Saturday, December 4, 2010

Butterfly Project

I found this project on another blog. I copied the picture (blog owner gave permission) and her address so that everyone who reads my blog can click on it and possibly join the effort. If you read her entire listing, you see that all the directions to participate are given and if you don't want to participate through her blog you can go directly to the Houston Holocaust Museum. There is a link for educators and since I am one, I decided to click on it. I teach a huge unit on the Holocaust in the spring and I am adding this to it. My class will definitely be participating in this project. I am so glad that I happened upon this blog and am thankful that others are just as interested in stopping the hate as I am.

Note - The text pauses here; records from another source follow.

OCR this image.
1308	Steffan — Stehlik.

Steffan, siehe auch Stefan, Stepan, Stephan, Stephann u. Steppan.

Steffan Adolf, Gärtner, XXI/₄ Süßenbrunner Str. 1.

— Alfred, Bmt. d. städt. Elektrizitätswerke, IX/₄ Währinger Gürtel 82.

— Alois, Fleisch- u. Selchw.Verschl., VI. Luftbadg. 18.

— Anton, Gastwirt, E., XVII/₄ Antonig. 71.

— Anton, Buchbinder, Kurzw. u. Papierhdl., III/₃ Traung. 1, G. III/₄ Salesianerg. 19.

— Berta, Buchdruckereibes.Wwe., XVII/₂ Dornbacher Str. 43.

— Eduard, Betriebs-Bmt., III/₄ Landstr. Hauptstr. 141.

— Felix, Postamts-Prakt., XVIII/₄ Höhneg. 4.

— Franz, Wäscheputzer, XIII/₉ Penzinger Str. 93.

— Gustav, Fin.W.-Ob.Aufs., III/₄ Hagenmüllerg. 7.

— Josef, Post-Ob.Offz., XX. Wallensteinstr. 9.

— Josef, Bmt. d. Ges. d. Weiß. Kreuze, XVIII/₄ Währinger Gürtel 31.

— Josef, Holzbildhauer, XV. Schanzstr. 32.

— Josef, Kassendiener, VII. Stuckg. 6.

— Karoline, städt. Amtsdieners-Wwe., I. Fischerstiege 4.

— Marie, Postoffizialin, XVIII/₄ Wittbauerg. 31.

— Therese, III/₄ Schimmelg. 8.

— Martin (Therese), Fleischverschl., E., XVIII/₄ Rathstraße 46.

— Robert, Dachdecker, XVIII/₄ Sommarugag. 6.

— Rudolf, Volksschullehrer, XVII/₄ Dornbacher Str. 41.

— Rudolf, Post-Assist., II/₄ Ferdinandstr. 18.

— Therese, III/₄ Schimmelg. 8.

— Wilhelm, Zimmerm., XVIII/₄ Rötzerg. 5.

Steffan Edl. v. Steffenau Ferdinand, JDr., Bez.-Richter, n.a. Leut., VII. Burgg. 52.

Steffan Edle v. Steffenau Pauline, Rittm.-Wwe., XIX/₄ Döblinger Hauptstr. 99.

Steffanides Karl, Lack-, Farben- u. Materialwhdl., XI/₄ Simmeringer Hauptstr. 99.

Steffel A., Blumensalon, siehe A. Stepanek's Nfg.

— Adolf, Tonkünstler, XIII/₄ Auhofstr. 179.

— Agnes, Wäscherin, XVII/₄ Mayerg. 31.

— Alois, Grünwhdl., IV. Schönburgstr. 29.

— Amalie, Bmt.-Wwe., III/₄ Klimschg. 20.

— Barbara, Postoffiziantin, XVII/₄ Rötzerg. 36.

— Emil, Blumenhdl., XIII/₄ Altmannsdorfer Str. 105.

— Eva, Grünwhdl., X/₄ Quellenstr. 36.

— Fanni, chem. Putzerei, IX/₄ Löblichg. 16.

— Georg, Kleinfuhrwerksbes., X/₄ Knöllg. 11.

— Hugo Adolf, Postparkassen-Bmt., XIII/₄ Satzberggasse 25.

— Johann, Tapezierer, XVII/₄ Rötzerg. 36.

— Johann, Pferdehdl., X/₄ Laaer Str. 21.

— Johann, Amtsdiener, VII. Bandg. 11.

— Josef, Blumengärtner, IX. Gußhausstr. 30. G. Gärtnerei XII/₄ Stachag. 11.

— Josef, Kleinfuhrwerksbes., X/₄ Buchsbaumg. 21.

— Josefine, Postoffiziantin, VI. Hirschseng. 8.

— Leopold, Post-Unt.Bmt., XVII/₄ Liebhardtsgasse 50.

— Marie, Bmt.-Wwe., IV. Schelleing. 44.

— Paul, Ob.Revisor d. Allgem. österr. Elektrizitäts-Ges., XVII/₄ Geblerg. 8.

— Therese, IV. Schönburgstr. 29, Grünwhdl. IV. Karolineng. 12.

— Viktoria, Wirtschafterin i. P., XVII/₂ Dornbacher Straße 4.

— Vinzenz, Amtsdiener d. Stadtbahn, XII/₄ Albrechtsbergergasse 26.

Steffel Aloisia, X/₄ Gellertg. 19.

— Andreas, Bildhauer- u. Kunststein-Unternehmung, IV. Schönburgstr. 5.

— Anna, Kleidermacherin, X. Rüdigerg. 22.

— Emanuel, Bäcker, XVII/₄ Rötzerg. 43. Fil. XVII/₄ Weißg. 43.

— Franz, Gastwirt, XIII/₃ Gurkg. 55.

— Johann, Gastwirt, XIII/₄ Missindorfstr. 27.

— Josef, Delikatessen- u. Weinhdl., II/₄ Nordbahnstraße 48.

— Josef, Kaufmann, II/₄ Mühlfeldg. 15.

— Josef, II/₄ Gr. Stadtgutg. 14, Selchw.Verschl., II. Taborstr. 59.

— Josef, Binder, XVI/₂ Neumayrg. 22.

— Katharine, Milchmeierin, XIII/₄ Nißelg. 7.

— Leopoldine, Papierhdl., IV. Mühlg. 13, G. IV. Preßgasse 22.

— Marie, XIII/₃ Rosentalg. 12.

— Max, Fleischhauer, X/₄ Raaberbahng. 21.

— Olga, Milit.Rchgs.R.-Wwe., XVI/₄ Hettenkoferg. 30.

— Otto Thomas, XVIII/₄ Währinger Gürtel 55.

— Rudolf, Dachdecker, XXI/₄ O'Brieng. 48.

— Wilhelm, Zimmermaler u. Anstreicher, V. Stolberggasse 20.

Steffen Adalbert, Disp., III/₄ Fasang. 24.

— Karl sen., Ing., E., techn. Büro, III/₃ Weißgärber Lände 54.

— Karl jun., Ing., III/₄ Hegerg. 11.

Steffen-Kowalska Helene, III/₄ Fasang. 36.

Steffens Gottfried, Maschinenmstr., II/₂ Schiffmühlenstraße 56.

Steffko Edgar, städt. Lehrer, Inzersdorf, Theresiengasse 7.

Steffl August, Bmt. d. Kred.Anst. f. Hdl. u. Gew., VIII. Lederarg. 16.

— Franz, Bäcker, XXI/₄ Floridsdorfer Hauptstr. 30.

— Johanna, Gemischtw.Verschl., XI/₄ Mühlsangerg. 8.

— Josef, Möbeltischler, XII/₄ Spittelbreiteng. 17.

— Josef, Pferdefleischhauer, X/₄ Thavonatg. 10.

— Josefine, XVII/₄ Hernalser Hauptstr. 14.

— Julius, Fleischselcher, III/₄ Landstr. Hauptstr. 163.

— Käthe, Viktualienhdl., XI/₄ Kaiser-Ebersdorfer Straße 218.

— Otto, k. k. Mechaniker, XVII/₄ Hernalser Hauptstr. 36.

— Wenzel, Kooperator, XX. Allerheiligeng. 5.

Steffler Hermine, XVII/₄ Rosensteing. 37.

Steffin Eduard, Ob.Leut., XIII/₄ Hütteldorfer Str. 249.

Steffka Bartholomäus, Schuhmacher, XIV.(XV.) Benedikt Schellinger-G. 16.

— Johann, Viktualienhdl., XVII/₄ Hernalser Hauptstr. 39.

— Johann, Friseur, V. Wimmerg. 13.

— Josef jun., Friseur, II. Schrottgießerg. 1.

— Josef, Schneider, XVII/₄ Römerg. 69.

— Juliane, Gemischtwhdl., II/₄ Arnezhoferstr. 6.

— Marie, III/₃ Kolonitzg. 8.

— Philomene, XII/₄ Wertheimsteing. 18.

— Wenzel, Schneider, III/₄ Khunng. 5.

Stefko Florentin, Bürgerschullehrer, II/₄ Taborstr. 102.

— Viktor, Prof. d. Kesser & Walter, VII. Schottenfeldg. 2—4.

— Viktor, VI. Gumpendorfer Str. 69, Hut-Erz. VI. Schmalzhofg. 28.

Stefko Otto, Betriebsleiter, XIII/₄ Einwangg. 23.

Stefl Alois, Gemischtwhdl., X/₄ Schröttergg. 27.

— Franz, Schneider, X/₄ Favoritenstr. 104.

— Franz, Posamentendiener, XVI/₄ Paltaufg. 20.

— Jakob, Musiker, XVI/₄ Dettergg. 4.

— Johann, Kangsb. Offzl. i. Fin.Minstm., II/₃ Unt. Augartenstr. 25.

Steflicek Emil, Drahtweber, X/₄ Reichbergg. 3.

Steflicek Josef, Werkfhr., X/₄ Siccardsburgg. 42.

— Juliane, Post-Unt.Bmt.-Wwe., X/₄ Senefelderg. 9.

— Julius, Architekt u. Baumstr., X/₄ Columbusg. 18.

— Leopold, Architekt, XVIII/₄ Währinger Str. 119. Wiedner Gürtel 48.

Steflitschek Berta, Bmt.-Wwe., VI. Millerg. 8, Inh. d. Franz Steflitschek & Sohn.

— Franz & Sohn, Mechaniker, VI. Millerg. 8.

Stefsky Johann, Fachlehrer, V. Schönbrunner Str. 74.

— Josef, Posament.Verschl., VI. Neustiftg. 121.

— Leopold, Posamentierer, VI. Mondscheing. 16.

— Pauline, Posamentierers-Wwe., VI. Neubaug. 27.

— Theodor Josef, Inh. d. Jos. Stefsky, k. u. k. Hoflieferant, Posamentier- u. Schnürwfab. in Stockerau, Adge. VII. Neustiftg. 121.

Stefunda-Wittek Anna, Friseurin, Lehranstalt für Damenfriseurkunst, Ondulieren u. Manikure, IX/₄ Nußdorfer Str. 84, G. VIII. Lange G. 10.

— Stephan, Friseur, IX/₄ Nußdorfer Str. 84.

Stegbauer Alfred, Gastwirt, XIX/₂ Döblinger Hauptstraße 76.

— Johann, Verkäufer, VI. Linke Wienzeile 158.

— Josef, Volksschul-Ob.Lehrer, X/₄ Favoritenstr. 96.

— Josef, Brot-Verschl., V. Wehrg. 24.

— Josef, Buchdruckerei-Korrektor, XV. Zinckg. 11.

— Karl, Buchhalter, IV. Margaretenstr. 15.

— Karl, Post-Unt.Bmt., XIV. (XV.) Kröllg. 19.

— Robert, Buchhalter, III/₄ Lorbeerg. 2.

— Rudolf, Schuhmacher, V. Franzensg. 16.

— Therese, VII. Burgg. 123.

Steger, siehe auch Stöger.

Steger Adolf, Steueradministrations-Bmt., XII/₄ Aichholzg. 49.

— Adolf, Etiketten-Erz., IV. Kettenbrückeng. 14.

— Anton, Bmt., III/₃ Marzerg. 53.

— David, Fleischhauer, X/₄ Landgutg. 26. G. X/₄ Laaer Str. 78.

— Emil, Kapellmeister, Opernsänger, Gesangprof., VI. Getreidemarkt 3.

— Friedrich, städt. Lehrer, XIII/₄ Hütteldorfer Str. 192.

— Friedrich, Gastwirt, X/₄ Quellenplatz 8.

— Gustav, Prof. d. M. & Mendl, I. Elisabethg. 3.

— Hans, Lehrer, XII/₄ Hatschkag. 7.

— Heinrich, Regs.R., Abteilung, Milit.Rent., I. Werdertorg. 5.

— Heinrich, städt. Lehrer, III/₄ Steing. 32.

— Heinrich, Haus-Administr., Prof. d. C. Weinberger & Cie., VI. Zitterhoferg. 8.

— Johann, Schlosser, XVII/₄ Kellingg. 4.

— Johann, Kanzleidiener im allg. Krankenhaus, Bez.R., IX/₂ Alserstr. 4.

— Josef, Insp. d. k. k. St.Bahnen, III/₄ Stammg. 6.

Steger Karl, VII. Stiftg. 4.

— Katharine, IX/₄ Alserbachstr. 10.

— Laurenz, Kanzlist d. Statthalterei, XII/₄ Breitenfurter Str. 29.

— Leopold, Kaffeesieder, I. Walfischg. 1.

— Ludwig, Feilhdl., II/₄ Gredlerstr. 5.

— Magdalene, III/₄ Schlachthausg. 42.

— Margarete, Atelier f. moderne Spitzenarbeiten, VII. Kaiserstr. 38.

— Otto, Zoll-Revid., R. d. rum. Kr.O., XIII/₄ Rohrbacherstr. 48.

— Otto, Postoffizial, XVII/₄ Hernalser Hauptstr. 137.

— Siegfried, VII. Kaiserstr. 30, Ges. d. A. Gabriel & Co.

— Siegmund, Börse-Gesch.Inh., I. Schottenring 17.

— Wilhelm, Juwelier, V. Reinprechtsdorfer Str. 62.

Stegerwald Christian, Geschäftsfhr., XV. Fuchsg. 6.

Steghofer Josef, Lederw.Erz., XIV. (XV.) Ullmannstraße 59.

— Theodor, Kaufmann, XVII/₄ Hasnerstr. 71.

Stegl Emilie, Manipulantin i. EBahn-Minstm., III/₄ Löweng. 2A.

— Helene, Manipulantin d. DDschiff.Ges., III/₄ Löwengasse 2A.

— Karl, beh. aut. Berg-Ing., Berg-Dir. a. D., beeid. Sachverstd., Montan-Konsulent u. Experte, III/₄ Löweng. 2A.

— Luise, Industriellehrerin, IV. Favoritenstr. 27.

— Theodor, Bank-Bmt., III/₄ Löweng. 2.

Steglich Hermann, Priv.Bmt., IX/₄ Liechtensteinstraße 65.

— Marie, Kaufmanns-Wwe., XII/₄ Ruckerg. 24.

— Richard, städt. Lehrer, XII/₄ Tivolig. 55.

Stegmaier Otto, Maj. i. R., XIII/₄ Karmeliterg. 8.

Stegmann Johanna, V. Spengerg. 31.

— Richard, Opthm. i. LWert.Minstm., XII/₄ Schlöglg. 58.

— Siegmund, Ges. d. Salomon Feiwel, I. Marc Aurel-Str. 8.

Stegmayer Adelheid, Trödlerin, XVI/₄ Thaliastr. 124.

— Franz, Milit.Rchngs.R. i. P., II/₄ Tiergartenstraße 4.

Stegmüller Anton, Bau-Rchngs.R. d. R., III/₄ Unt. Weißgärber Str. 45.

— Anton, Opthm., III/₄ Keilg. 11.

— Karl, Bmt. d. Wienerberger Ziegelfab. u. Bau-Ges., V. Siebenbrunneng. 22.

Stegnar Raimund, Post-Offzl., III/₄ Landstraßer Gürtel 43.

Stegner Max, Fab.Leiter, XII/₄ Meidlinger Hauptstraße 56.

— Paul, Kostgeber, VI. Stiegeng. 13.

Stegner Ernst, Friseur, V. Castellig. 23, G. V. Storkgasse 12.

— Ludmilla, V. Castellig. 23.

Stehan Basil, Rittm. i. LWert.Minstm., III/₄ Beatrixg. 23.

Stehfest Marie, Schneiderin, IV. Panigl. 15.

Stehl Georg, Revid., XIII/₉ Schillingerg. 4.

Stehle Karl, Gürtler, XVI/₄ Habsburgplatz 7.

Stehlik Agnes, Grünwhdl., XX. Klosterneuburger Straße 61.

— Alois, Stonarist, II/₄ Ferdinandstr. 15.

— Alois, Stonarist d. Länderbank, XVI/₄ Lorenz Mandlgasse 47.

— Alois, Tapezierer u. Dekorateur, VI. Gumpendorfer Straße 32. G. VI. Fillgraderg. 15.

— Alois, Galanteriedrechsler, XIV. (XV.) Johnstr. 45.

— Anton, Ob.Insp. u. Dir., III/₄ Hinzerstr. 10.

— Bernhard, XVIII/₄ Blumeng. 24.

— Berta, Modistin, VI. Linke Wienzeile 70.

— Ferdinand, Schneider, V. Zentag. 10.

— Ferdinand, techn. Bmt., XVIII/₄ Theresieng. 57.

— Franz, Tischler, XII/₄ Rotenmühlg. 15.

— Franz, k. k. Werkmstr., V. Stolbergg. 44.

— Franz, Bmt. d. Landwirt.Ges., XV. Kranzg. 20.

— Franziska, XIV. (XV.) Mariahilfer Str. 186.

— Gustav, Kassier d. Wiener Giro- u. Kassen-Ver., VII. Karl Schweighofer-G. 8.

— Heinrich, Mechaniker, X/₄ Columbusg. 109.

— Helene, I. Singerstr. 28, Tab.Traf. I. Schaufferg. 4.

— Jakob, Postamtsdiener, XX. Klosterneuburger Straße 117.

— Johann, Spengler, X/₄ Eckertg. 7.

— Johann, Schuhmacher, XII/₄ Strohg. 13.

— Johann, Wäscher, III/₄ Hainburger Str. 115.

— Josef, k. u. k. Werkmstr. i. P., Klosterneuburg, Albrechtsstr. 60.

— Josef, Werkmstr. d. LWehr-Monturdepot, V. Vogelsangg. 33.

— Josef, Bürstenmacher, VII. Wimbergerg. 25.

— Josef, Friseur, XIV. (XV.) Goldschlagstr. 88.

http://twodressesstudio.blogspot.com/2010/08/butterfly-effect-open-is-calling-you.html

"The Butterfly Project" hosted by The Holocaust Museum Houston in Texas, USA. Their mission as follows:
The Holocaust Museum Houston is dedicated to educating people about the Holocaust, remembering the 6 million Jews and other innocent victims and honoring the survivors' legacy. Using the lessons of the Holocaust and other genocides, we teach the dangers of hatred, prejudice and apathy. And the tag line following it reads:
Stop Hate. Starting Here.
The Butterfly Project mandate is to remember the 1,500,000 innocent children who perished as a result of the Holocaust by collecting 1.5 million handmade butterflies.


In Spring 2013, these butterflies will then become a breath-taking exhibition to serve as a memory of this event.


Can you imagine? 1.5 million children translated into 1.5 million butterflies....? If you wondering why a butterfly, the project is based on this poem -


I Never Saw Another Butterfly
The last, the very last,

So richly, brightly, dazzlingly yellow
Perhaps if the sun’s tears would sing
against a white stone....

Such, such a yellow
Is carried lightly ’way up high.
It went away I’m sure
because it wished
to kiss the world good-bye.

For seven weeks I’ve lived in here
Penned up inside this ghetto.
But I have found what I love here.
The dandelions call to me
And the white chestnut branches in the court.

Only I never saw another butterfly.
That butterfly was the last one.
Butterflies don’t live in here, in the ghetto.

Written by Pavel Friedman, June 4, 1942

Born in Prague on Jan. 7, 1921.
Deported to the Terezin Concentration Camp on April 26, 1942.
Died in Aushchwitz on Sept. 29, 1944.